The leader Israel won't have

While there is no doubt that Olmert deserves to be punished, and punished severely, he did prove himself to be a competent prime minister, ready to make tough and sometimes risky decisions for Israel’s national interests.

Former prime minister Ehud Olmert (photo credit: ELI MANDELBAUM)
Former prime minister Ehud Olmert
(photo credit: ELI MANDELBAUM)
What a pity.
One of Israel’s best prime ministers ever was convicted of accepting bribes in the Holyland real estate corruption project in Jerusalem.
Ehud Olmert may become the first Israeli prime minister to be sent to jail. It is one of the largest and worst fraud scandals ever exposed in Israel.

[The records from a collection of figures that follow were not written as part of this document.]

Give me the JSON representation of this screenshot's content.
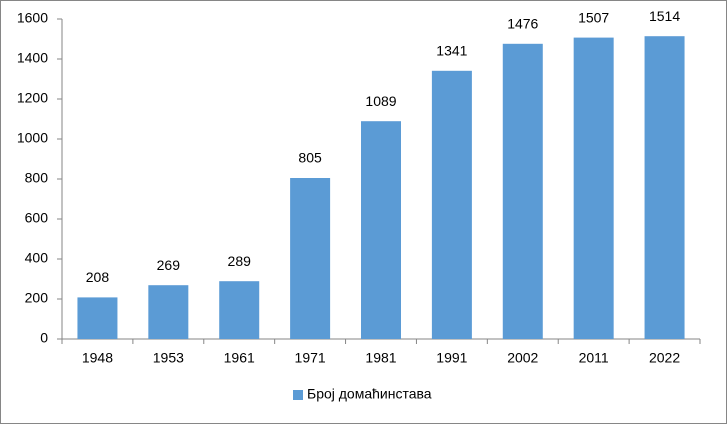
{
  "chart_data": {
    "type": "bar",
    "categories": [
      "1948",
      "1953",
      "1961",
      "1971",
      "1981",
      "1991",
      "2002",
      "2011",
      "2022"
    ],
    "series": [
      {
        "name": "Број домаћинстава",
        "color": "#5b9bd5",
        "values": [
          208,
          269,
          289,
          805,
          1089,
          1341,
          1476,
          1507,
          1514
        ]
      }
    ],
    "ylim": [
      0,
      1600
    ],
    "yticks": [
      0,
      200,
      400,
      600,
      800,
      1000,
      1200,
      1400,
      1600
    ],
    "grid": false,
    "legend": "bottom"
  }
}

There is no doubt that Olmert – who served as prime minister for nearly five years, from 2006 to 2010 – deserves to be punished, and punished severely. Israel, which has already witnessed a state president (Moshe Katsav) who was a sex maniac and rapist, a corrupt finance minister (Avraham Hirschshon) and dozens of corrupt MKs and senior state officials, needs to send a clear and strong message also in this case that corruption is intolerable.

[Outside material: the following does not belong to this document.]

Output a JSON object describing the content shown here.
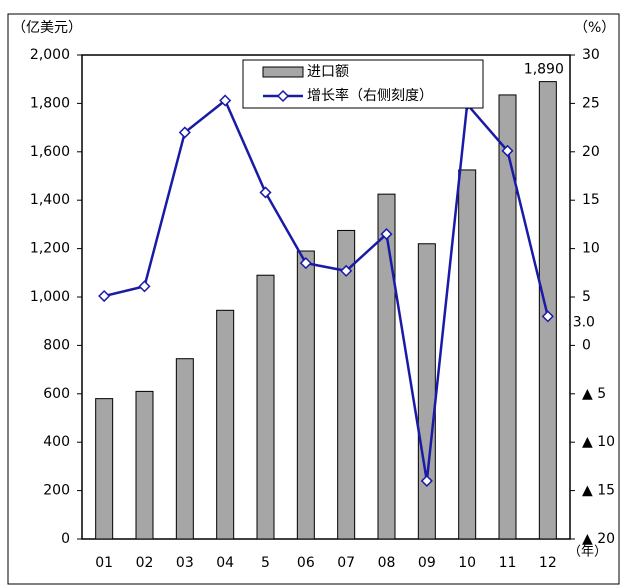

I have known Mr. Olmert for nearly forty years. Born to a poor rural family from young age, he did not hide his desire to become rich, and quickly. It was easy to see when he was a young and rising politician roaming the corridors of power that he was greedy. He was always ready to make a quick buck.
The charges leveled against him for which the Tel Aviv court convicted him occurred twenty years ago, when he was a cabinet minister and mayor of Jerusalem.
Olmert changed when he entered the Prime Minister’s Office in January 2006, after his predecessor, Ariel Sharon, suffered a stroke. He kicked his old habits, forgot his greediness and started to mature with the heavy responsibilities of his work.
He proved himself to be a competent prime minister, ready to make tough and sometimes risky decisions for Israel’s national interests.
It was Olmert who had the guts, despite the uncertainties and fears of a major escalation, to order the Israel Air Force to bomb Syria’s nuclear reactor in September 2007, weeks before it would become radioactive and operational. And it was Olmert who cleverly formulated the decision to maintain silence about the operation, neither claiming responsibility nor denying it, thus helping President Bashar Assad to swallow his pride and not retaliate.
Olmert made the decision to destroy the Syrian reactor despite the unforgivable opposition of his defense minister, Ehud Barak. In retrospect, it was one of the most important strategic decisions in the history of Israel, along with the similar decision that prime minister Menachem Begin made in 1981 to knock down Saddam Hussein’s nuclear reactor near Baghdad.
Four months after the destruction of the Syrian reactor, according to foreign sources, Olmert approved another daring operation – instructing forces to kill Imad Mughniyeh, Hezbollah’s “defense minister” and one of the most wanted terrorist in the world.
Mughniyeh was gunned down in Damascus. The gunmen left no traces.
Even the two controversial wars launched during Olmert’s premiership – in summer 2006 against Hezbollah in Lebanon and in December 2009 against Hamas in Gaza – proved in retrospect to be very effective, and helped Israel to maintain its deterrence edge.
As a prime minister, his world view and ideology underwent a dramatic change. He realized that his old right-wing (and sometimes extreme-right-wing) opinions in support of the settlements and rejection of a Palestinian state were not compatible with reality. Olmert became deeply involved in the negotiations, forming a personal and professional friendship with Palestinian Authority President Mahmoud Abbas.
If Israel had continued with Olmert’s ambition and drive, and above all, his flexibility, it most likely would have achieved an agreement with the PA.
With Olmert’s conviction, his political career is over. There is no chance, not even the slimmest one, that he could be the “comeback kid” whom so many Israelis who are disappointed with Prime Minister Binyamin Netanyahu’s rigid and uncompromising policies were hoping to witness.
With Olmert on his way to a prison cell, and with another prime ministerial hopeful, former IDF chief of staff Lt.-Gen. Gabi Ashkenazi, on the verge of being indicted on criminal charges of dishonorable behavior, forgery and cover- ups, the peace camp is left with no serious candidate to match Netanyahu.
Israel is left with the notion that there is only one game in town – Bibi’s.